On savait si peu ce que c’était que l’empire, toutes les prétentions étaient si contradictoires que, d’un côté, le peuple romain se souleva, et il y eut beaucoup de sang versé parce que le pape avait couronné l’empereur sans l’ordre du sénat et du peuple ; et, de l’autre côté, le pape Adrien écrivait dans toutes ses lettres qu’il avait conféré à Frédéric le bénéfice de l’empire romain, beneficium imperii romani. Ce mot de beneficium signifiait un fief alors.

Il fit de plus exposer en public un tableau qui représentait Lothaire II aux genoux du pape Innocent II[5], tenant les mains jointes entre celles du pontife : ce qui était la marque distinctive de la vassalité. L’inscription du tableau était :

Rex venit ante fores jurans prius urbis honores ;
Post homo fit papæ, sumit quo dante coronam.

Le roi jure à la porte le maintien des honneurs de Rome, devient vassal du pape, qui lui donne la couronne.

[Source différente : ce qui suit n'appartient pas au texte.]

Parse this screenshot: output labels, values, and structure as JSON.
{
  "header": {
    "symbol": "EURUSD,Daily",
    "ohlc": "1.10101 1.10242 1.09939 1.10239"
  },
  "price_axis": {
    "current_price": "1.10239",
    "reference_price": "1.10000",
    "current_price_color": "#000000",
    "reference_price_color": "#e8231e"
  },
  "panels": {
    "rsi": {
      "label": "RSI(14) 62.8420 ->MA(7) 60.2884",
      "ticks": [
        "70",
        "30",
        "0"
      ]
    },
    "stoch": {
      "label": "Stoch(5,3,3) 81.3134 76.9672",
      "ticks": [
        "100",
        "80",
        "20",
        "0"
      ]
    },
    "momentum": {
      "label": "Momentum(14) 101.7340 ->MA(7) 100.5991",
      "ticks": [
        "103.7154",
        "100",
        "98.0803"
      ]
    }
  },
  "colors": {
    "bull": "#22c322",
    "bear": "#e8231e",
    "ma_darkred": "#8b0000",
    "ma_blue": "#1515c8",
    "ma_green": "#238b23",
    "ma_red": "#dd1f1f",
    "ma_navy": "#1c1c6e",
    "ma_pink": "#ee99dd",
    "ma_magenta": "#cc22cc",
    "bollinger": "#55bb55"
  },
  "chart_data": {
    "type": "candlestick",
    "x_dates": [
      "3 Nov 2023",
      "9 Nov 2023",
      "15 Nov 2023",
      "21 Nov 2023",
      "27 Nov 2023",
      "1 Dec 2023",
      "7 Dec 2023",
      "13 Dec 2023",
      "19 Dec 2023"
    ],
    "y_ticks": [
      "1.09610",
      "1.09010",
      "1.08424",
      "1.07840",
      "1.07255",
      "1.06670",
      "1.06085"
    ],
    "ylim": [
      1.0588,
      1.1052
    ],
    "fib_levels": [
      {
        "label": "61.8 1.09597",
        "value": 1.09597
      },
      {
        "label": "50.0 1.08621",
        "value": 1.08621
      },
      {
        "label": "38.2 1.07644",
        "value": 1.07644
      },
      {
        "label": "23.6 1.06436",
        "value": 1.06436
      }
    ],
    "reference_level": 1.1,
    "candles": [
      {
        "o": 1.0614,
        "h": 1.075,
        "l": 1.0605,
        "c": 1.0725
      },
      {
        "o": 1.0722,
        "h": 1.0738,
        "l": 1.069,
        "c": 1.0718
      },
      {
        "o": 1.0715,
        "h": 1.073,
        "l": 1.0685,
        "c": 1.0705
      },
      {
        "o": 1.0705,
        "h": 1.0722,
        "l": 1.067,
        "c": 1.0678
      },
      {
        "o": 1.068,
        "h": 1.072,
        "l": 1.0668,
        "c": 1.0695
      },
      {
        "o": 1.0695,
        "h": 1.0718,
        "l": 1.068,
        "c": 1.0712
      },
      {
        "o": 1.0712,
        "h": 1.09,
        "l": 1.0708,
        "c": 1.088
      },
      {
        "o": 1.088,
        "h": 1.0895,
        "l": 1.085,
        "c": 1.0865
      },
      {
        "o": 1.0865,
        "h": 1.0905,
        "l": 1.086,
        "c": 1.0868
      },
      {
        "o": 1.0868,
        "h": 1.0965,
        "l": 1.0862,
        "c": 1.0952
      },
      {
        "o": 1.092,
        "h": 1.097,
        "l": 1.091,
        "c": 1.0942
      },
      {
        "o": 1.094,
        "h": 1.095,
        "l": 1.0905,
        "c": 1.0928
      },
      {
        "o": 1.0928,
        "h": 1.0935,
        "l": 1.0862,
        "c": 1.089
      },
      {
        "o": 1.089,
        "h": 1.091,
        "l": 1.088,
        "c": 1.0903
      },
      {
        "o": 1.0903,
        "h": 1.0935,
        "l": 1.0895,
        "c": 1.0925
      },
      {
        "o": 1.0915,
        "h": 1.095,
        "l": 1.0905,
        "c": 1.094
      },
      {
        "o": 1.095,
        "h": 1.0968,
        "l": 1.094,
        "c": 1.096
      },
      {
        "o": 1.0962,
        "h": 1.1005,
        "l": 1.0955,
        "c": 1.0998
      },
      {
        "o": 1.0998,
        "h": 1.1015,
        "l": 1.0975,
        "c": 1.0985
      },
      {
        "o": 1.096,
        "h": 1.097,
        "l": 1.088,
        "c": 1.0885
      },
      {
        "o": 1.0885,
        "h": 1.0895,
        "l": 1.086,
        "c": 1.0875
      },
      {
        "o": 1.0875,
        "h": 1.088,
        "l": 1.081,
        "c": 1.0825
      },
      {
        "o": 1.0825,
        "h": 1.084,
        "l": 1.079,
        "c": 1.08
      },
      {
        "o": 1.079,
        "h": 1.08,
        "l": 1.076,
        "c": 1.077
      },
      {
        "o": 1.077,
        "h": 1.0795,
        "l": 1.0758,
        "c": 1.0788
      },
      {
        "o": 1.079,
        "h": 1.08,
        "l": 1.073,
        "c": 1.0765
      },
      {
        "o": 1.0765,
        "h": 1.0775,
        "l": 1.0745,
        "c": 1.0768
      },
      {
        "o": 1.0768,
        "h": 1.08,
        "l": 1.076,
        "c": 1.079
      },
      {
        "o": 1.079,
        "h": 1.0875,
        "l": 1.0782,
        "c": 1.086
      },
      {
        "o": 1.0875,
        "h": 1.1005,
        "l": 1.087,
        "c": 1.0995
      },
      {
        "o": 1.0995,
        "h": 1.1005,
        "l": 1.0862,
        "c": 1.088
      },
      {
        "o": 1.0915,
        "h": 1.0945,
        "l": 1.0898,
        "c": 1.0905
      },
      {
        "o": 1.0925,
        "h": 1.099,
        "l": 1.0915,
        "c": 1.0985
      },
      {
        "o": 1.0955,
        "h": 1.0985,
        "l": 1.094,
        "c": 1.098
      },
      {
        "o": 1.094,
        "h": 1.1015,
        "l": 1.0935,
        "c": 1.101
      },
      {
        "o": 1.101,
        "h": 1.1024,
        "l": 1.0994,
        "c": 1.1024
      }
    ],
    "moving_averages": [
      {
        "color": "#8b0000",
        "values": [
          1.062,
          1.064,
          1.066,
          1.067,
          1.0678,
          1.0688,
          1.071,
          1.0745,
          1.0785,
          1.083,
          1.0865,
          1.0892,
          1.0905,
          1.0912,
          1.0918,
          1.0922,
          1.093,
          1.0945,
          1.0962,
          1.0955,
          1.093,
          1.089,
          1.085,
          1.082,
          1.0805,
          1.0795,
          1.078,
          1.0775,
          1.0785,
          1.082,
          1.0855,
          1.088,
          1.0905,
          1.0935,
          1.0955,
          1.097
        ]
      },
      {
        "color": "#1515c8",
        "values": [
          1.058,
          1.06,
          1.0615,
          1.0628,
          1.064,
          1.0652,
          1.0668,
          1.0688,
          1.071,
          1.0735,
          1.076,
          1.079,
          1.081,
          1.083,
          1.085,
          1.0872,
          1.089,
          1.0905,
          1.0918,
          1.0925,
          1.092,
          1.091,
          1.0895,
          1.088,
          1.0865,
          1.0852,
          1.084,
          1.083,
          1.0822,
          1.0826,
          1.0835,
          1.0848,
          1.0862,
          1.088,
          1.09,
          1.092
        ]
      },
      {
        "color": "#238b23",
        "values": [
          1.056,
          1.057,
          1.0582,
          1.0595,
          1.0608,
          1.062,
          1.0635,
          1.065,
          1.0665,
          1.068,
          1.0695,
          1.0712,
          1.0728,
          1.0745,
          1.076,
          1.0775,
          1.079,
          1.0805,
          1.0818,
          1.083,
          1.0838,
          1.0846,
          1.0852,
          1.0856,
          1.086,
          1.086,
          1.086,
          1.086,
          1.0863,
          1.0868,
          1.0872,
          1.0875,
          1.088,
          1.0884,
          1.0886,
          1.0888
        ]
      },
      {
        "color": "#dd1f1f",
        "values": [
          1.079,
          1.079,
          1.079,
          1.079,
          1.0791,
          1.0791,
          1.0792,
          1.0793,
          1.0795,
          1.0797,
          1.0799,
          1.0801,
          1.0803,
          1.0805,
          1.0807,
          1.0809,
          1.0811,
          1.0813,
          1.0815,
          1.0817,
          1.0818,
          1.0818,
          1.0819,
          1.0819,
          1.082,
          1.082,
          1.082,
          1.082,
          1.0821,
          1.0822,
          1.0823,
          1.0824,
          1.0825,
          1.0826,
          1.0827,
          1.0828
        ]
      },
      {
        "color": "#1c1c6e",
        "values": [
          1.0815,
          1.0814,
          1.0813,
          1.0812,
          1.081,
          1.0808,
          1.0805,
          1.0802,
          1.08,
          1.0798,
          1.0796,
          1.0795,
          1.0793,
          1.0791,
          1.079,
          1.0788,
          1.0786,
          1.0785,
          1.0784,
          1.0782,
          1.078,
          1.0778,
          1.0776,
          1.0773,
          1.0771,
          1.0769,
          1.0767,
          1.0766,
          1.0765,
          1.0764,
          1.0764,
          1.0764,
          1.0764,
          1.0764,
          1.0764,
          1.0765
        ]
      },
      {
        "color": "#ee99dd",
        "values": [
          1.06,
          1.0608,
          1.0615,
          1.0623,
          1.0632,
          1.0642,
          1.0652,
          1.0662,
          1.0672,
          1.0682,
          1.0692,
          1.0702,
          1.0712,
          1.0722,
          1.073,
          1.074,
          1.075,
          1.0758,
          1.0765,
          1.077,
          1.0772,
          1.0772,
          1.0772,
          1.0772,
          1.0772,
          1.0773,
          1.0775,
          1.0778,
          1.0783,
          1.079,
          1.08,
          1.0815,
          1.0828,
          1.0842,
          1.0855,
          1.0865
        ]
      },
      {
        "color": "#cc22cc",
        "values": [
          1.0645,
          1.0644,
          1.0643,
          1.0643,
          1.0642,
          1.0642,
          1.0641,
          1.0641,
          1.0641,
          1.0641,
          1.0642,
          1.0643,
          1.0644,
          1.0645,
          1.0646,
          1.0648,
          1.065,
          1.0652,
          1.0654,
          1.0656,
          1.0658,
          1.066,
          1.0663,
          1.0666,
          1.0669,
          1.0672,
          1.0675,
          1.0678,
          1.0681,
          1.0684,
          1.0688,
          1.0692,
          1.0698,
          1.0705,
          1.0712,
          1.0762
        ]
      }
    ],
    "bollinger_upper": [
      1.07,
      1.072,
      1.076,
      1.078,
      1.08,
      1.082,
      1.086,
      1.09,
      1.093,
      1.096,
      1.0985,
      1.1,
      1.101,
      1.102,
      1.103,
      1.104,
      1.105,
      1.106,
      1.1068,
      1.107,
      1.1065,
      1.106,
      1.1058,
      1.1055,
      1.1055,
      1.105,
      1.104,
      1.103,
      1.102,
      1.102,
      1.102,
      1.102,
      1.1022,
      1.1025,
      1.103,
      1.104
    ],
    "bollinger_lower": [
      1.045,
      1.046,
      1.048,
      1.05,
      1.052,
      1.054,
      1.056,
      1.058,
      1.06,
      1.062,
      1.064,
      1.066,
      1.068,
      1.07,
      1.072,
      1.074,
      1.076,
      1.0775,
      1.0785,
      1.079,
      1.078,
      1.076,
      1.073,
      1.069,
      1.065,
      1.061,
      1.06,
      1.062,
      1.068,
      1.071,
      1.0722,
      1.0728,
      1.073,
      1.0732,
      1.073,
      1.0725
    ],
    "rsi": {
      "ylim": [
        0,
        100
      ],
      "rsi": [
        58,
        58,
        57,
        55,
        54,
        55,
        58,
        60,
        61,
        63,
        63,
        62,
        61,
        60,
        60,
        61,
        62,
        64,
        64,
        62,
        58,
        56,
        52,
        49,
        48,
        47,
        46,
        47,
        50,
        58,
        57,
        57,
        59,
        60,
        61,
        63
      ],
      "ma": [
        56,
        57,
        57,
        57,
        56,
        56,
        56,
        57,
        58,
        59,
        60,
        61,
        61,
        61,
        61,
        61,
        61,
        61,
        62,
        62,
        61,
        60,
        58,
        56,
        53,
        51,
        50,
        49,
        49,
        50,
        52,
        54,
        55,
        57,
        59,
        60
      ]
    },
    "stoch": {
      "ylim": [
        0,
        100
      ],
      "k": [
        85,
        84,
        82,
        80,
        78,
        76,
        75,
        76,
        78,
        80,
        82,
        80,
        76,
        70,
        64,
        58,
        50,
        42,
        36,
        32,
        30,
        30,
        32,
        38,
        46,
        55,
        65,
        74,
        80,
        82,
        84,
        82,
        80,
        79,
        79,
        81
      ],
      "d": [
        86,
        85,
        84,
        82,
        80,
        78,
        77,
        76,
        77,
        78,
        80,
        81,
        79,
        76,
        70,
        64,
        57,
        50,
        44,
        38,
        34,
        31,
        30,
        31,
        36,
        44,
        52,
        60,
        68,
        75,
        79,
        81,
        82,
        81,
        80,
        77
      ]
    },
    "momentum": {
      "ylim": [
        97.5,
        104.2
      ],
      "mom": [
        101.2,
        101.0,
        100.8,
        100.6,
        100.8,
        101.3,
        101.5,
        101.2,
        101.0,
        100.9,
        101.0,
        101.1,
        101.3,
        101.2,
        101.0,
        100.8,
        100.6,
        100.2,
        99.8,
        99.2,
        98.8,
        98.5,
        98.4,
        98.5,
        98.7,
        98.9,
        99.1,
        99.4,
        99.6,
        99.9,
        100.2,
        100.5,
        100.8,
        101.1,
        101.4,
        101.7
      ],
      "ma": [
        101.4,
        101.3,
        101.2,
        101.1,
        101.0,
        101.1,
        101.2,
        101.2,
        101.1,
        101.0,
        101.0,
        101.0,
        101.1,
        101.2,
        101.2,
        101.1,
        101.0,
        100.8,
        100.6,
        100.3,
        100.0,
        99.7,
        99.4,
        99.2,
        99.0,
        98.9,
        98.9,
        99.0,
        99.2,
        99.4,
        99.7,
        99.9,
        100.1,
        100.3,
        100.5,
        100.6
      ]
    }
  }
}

1156. On voit déjà Frédéric fort puissant en Allemagne, car il fait condamner le comte palatin du Rhin à son retour dans une diète pour des malversations. La peine était, selon l’ancienne loi de Souabe[6], de porter un chien sur les épaules un mille d’Allemagne ; l’archevêque de Mayence est condamné à la même peine ridicule : on la leur épargne. L’empereur fait détruire plusieurs petits châteaux de brigands. Il épouse à Vurtzbourg la fille d’un comte de Bourgogne, c’est-à-dire de la Franche-Comté, et devient par là seigneur direct de cette comté relevant de l’empire.

Le comte son beau-père, nommé Renaud, ayant obtenu de grandes immunités en faveur de ce mariage, s’intitula le comte franc ; et c’est de là qu’est venu le nom de Franche-Comté.

Les Polonais refusent de payer leur tribut, qui était alors fixé à cinq cents marcs d’argent. Frédéric marche vers la Pologne. Le duc de Pologne donne son frère en otage, et se soumet au tribut, dont il paye les arrérages.

Frédéric passe à Besançon, devenu son domaine ; il y reçoit des légats du pape avec les ambassadeurs de presque tous les princes. Il se plaint avec hauteur à ces légats du terme de bénéfice dont la cour de Rome usait en parlant de l’empire, et du tableau où Lothaire II était représenté comme vassal du saint-siége. Sa gloire et sa puissance, ainsi que son droit, justifient cette hauteur. Un légat[7] ayant dit : « Si l’empereur ne tient pas l’empire du pape, de qui le tient-il donc ? » le comte palatin, pour réponse, veut tuer les légats. L’empereur les renvoie à Rome.

Les droits régaliens sont confirmés à l’archevêque de Lyon, reconnu par l’empereur pour primat des Gaules, La juridiction de l’archevêque est, par cet acte mémorable, étendue sur tous les fiefs de la Savoie, L’original de ce diplôme subsiste encore. Le sceau est dans une petite bulle ou boîte d’or. C’est de cette manière de sceller que le nom de bulle a été donné aux constitutions.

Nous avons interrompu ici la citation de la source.